Dunque, ok la salute ma cosa intendiamo veramente con questa parola? L'assenza di rischi? Il fatto che la morte non deve esistere? O che qualcuno deve pensare alla mia salute dalla culla alla bara? O, d'altra parte, la pura rivendicazione della ripresa del lavoro in sé non significa granché se questa avviene in un regime di sudditanza imposto da finanziamenti/prestiti che possono diventare il cappio a cui impiccarsi lavorando invece che oziando.
Siamo in una situazione di selva, come diceva Dante. Una selva è questa guerra economica e geopolitica combattuta per sistemi sanitari e per bugie ufficiose e ufficiali, come quelle di un governo, il cinese, a cui ci hanno voluto far credere con tanto di applausi alle delegazioni, governo che ad esempio solo nei mesi scorsi ha ammesso che sì, in piazza Tienanmen vent'anni fa c'era stato "qualche problema". Credibili, no?
In tale selva, come diceva Dante, occorre scegliersi gli autori, come lui fa con Virgilio, perché altrimenti gli autori ti vengono imposti, e sono quelli utili alla narrazione del potere. Ho visto tanti utili idioti smettere, se mai l'han fatto, di pensare ed esser pronti a editare un libretto con a titolo lo slogan vacuo e offensivo per le vittime, «andrà tutto bene», ammannito dal potere ufficiale. E anche per stare di fronte a quella domanda terribile e sbagliata, «quanto vale la vita di un uomo?» bisogna scegliersi, a mio modesto avviso, gli autori liberi, quelli che dimostrano di non farsela, di non pensarci, autori insomma che fanno vedere come la vita la danno, la offrono. Che non riflettono tanto sul suo "valore" ma la spendono. E possono essere uomini santi, ma anche semplici madri di famiglia di molti figli che stanno eroicamente resistendo.
Attingerei al loro "buon senso" che come racconta Manzoni spesso nei momenti di pestilenza (o di guerra) si ritira in favore del "luogo comune" favorito da chi ha potere e interessi.
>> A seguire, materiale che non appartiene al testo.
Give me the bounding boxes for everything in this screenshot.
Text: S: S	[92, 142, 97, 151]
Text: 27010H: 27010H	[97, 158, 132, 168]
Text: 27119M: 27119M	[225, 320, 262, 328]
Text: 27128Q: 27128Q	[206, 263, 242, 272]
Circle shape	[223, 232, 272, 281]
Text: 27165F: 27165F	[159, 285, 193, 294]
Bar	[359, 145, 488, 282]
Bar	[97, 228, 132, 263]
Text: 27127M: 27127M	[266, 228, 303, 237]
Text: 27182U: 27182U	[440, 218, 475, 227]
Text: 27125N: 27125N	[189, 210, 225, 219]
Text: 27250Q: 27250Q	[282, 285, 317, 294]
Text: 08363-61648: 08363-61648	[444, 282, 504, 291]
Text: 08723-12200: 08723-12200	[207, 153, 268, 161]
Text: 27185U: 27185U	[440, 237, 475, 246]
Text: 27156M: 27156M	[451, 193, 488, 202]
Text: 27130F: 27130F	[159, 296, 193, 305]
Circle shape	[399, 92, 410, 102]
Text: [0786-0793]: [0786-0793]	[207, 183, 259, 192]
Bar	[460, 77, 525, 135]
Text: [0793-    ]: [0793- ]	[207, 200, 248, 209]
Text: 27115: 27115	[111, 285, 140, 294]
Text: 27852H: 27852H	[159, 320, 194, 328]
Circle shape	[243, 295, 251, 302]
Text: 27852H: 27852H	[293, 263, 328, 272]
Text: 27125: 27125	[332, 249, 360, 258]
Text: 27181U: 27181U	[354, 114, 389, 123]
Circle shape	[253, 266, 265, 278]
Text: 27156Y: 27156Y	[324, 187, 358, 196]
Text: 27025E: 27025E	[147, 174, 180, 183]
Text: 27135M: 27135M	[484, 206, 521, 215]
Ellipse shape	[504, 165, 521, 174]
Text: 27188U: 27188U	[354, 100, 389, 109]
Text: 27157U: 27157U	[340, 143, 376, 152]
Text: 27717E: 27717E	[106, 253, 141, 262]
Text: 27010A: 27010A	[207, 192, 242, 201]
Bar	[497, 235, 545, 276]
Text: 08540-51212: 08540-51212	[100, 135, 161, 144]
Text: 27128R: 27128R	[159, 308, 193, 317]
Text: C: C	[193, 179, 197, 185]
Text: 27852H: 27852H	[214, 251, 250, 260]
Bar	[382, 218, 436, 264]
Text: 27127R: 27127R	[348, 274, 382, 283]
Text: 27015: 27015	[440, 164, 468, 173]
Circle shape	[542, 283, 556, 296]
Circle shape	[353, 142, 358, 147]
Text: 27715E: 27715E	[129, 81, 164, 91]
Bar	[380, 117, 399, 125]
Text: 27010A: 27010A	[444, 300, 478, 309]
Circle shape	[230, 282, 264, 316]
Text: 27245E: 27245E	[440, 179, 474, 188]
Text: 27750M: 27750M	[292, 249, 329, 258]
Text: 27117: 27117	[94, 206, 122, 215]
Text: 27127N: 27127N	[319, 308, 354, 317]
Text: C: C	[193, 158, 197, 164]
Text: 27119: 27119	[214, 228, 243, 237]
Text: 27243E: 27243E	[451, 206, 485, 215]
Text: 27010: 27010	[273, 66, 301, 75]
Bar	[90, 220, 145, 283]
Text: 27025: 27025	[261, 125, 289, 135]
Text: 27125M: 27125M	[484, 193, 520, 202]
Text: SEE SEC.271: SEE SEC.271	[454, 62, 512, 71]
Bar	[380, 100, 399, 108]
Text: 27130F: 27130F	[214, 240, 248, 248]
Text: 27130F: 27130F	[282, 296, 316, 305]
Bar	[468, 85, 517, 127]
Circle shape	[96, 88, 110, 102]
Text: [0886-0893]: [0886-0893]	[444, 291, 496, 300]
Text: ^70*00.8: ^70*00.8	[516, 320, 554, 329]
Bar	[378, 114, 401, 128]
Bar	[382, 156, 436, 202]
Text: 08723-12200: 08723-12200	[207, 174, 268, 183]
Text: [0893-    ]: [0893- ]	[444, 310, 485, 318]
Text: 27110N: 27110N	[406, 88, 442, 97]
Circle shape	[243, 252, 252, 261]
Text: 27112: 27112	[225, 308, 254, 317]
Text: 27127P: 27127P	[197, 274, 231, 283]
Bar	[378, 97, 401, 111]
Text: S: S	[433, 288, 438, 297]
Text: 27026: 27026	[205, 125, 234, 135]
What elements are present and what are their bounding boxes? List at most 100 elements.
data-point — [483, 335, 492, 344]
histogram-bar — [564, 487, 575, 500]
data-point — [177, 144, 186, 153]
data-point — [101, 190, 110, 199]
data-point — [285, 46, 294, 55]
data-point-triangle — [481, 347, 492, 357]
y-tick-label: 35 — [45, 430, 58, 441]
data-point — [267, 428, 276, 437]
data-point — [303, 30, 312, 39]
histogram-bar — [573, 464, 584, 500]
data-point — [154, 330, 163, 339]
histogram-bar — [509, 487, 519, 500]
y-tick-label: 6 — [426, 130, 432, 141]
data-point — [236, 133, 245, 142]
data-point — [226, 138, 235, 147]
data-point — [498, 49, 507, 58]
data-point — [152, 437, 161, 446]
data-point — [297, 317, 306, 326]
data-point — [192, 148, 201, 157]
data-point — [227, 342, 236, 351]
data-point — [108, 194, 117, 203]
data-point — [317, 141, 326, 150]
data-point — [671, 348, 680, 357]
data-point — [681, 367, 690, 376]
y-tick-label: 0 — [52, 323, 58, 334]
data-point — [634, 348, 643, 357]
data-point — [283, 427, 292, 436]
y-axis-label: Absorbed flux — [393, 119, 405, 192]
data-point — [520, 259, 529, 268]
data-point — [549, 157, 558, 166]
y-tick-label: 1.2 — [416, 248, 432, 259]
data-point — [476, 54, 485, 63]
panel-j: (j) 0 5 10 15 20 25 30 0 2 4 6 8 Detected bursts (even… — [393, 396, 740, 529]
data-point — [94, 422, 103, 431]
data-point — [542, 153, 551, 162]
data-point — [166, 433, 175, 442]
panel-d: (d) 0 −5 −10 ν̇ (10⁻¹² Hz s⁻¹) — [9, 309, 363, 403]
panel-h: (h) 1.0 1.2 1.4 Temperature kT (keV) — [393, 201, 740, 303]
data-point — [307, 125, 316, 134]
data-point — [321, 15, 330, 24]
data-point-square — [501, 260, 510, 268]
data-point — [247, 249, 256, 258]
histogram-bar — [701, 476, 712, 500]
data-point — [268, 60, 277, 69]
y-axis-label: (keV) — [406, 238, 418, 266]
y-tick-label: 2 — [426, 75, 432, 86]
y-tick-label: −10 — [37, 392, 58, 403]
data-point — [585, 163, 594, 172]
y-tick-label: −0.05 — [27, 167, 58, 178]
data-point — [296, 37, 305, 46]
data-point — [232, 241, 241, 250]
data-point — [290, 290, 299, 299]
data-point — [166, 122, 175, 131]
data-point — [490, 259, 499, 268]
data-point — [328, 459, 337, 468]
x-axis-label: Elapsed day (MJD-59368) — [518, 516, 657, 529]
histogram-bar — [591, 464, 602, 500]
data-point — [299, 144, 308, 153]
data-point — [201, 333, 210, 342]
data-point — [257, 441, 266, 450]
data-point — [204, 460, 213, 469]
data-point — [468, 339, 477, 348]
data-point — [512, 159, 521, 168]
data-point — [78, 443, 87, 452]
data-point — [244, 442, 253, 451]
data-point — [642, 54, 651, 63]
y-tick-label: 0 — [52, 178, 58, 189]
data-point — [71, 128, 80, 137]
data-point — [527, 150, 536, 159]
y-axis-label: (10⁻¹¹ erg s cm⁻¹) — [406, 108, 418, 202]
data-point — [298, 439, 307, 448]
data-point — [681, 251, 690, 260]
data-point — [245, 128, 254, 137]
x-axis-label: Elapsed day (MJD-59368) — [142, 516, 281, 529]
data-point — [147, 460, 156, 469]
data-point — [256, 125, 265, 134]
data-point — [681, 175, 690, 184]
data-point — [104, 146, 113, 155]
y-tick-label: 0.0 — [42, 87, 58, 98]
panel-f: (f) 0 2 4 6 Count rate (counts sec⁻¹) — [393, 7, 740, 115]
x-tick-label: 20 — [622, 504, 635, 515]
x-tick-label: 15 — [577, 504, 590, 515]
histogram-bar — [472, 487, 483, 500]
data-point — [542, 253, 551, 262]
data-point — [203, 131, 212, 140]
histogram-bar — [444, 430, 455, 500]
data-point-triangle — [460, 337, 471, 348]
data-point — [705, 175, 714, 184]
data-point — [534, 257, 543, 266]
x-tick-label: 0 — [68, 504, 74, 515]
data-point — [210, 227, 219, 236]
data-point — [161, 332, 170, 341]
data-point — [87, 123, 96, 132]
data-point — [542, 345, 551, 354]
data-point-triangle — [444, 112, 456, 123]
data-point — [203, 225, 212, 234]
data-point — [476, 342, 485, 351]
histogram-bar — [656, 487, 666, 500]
Mi fido di quelli che non hanno interesse per la loro vita. Quelli per cui vale di meno di quella di coloro che amano. E vedrete che questi non dicono "o la salute o l'economia" ma dicono di provare a custodire entrambe, sapendo che sono campi rischiosi. Coloro che sanno che la vita è sempre un rischio. Di insensatezza prima ancora che di salute. Non è vero che finché c'è la salute c'è tutto. Abbiamo un occidente che si è ammalato di ansie anche gravi per mancanza di senso. E possiamo vedere vite ammalate propagare una luce di senso, come ha scritto un ragazzino gravemente invalido morto cadendo per una buca sull'asfalto a Firenze. "Che il senso abbia vita" scriveva in una sua poesia Niccolò, che conoscevo.
Forse dobbiamo imparare, da quelli come lui, che la ricerca della salute o anche della prosperità non sono importanti come la ricerca di un senso. Il resto sia fatto con la maggiore accortezza possibile, sapendo che non possiamo vivere e lavorare, e amare, senza rischio.